Le cadre de fonctionnement est la règle dite «COI» pour les contributions rémunérées, et le cadre normal pour les contributions non rémunérées.

Nous pouvons donc ponctuellement être amenés à sensibiliser des contributeurs chevronnés sur Wikipédia, quand il nous semble nécessaire de les alerter sur une page incomplète ou de mauvaise qualité. Nous leur fournissons alors des sources à l’appui de nos arguments, qu’ils évaluent librement, en toute indépendance. Par ailleurs, nous pouvons aussi être amenés à faire effectuer des modifications mineures et factuelles, qui ne prêtent pas à débat : par exemple, mettre à jour un chiffre d’affaires erroné. Cette approche transparente et respectueuse des règles de la communauté permet d’obtenir pour nos clients des modifications allant toujours dans le sens d’une amélioration de la qualité encyclopédique de la page, et donc de l’information des internautes : rectification d’erreurs, modération de certains contenus non objectifs, ajout d’informations manquantes. Ces interactions avec Wikipédia et ses contributeurs se font donc dans le respect des principes de la communauté en termes d’objectivité, de recours à des sources et in fine de consensus communautaire.
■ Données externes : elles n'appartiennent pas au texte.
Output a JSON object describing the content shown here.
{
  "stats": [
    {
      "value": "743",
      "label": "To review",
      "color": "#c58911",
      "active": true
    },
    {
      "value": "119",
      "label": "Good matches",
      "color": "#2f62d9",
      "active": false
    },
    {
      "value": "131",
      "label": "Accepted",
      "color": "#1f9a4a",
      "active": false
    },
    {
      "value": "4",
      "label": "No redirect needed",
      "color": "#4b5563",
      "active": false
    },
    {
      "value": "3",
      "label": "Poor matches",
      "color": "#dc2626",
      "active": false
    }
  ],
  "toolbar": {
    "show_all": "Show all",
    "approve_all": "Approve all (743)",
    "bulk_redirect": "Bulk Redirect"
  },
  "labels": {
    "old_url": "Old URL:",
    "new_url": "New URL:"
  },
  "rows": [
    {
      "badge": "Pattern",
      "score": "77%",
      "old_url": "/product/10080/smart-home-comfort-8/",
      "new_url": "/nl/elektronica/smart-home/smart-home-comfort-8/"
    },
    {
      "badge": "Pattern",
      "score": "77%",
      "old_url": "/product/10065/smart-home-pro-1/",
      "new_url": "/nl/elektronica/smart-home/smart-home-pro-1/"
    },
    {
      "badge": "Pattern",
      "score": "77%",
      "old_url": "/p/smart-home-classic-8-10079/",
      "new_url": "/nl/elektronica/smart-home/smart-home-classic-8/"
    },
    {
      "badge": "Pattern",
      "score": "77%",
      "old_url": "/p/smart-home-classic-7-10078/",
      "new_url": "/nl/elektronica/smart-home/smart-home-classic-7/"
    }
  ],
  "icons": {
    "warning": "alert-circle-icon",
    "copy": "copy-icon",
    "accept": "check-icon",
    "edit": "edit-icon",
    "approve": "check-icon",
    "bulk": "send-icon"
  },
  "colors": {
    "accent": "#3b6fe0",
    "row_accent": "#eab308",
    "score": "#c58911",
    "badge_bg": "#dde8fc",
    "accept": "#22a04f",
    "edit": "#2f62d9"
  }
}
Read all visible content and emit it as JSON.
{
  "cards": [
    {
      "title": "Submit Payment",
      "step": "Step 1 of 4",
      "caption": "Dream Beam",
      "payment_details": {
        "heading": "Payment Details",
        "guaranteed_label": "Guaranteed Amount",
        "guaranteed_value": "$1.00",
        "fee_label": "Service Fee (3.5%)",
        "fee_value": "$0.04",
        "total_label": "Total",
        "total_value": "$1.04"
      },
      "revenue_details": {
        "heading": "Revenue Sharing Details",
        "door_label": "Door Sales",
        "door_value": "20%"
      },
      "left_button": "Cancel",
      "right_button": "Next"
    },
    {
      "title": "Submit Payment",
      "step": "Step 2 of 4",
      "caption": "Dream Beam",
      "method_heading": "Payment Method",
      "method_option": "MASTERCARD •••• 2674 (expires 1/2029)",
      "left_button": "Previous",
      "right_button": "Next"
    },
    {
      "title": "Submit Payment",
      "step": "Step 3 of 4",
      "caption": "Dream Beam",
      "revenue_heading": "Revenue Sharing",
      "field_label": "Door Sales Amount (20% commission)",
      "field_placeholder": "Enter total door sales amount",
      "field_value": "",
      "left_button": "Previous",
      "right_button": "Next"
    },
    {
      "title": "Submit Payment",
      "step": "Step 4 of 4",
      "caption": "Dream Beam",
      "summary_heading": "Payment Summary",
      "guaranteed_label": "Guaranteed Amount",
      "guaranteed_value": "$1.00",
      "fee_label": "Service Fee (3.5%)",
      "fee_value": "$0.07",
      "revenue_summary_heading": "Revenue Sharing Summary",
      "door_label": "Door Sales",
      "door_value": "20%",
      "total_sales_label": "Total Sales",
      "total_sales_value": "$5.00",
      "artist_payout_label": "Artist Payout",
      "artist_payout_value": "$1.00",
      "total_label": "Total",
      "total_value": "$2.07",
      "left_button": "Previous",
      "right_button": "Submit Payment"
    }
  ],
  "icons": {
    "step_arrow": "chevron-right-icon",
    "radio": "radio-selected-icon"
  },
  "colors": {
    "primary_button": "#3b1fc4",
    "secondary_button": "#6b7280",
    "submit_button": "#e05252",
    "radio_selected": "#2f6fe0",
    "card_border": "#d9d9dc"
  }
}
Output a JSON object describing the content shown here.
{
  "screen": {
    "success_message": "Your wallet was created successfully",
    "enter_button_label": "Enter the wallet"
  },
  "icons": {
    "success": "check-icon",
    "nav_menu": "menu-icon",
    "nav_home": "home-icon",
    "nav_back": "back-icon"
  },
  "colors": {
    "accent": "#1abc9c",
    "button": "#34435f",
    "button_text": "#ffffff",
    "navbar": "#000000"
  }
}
Sur les clients et interventions que vous croyez pouvoir nous attribuer, vous faites plusieurs erreurs factuelles aisément démontrables, qui n’ont pas manqué de nous surprendre.
Dans votre liste et derrière les intérêts de certains profils anonymes sur les réseaux sociaux ou Wikipédia apparaissent ainsi des entités qui sont de notoriété publique conseillées par certains de nos concurrents sur Wikipédia et Twitter, et pour lesquelles notre groupe n’a jamais travaillé. Une enquête récente des administrateurs de Wikipédia l’a démontré, et nous vous invitons à la consulter dans le détail pour éviter certaines erreurs d’interprétations et d’attribution.

Vous prétendez aussi nous attribuer des missions par l’analyse des contenus de contributeurs derrière lesquels se cachent en fait des personnes ou des agences contre lesquels nous avons entamé depuis des semaines des démarches en vue de porter plainte en diffamation ou en dénigrement. À lui seul, ce dernier point, auquel s’ajoute le fait que la campagne médiatique contre Avisa Partners a été initiée sur la base d’un témoignage sous pseudonyme [Mediapart a décidé de ne pas reproduire une partie de cette phrase, recouvrant une attaque ad hominem qui vise à révéler l’identité d’une source réelle ou supposée], conforte notre conviction qu’Avisa Partners est en réalité la cible d’une campagne de déstabilisation.